Enter Sue Ann (Betty White), the Happy Homemaker, radiant in wedding attire and carrying flowers for the ceremony, champagne and rice for after the ceremony and a veil for Georgette to wear — as well as a gift for the "happy couple." Sue Ann was always the bridesmaid, never the bride, and she was always ready for the occasion. And she wouldn't tolerate slackers. "What are you all standing around with your thumbs up your noses for?" she demanded. "We've got to get this show on the road!"

Part of getting that show on the road was settling on a best man, and Mr. Grant wound up with the honor.

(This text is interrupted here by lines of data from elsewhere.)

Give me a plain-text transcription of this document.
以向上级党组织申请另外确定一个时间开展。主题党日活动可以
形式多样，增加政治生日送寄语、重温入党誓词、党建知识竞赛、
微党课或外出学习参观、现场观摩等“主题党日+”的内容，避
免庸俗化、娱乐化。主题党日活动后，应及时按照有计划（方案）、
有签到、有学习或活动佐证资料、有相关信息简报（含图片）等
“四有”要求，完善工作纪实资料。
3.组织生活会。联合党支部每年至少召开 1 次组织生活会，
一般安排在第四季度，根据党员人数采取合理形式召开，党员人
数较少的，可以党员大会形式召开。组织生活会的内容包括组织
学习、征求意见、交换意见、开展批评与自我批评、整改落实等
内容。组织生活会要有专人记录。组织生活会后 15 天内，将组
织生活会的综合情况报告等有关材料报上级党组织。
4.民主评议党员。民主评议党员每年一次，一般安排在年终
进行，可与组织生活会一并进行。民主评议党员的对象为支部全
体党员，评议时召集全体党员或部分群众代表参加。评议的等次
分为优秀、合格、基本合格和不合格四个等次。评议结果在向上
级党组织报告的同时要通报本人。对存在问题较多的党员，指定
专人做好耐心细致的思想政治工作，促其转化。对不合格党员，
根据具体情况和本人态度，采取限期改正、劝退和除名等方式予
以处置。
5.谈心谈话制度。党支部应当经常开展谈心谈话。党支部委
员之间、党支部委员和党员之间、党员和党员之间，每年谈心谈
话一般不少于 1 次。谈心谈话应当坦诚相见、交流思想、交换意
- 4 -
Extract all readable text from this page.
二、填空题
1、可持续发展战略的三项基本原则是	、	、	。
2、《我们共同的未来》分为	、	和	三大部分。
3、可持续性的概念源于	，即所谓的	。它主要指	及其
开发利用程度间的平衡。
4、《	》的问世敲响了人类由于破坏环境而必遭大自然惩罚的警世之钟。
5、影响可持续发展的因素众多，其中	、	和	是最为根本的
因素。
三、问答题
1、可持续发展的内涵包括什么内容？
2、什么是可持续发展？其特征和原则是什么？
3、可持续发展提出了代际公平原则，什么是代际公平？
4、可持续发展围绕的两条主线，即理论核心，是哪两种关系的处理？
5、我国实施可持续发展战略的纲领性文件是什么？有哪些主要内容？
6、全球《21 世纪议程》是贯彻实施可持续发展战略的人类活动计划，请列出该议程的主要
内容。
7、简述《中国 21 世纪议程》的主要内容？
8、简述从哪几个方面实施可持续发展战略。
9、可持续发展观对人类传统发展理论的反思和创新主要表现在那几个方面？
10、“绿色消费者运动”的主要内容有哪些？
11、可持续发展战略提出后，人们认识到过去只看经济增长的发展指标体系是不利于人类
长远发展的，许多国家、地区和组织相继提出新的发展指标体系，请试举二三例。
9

Turned out his primary responsibility as best man was to reassure Ted that he was doing the right thing.

"If you're going to get married," Mr. Grant told Ted, "you're going to have to stop acting the way you do."

"What way?" Ted asked.

"The way you act," Mr. Grant said somewhat evasively. But he could see he wasn't getting through so he tried a different approach.

"Ted, what I'm trying to say is, you gotta become different."

Ted still didn't understand.

"Look," an increasingly exasperated Mr. Grant said, "you know how you always are?"

Ted said, "Yeah."

"Don't be that way," Mr. Grant told Ted.

The minister was played by John Ritter, and he arrived dressed in his tennis clothes and carrying a tennis racquet. He was newly ordained and unprepared to conduct a wedding ceremony, but Georgette suggested that they should each say something instead of repeating vows. Ted, as an anchorman, was accustomed to having Murray write the words he would deliver so he had Murray come over next to him and whisper in his ear what he should say. It came out like this:

"Georgette, I promise ... to be a devoted husband ... and to never give you cause ... to regret ... having married ... such a cluck!"

Anyway, when the wedding was over and everyone had left, Mary, Ted and Georgette looked at each other.

"Well," Mary said.

"Well," Georgette said.

"Well," Ted said. "What's for dessert?"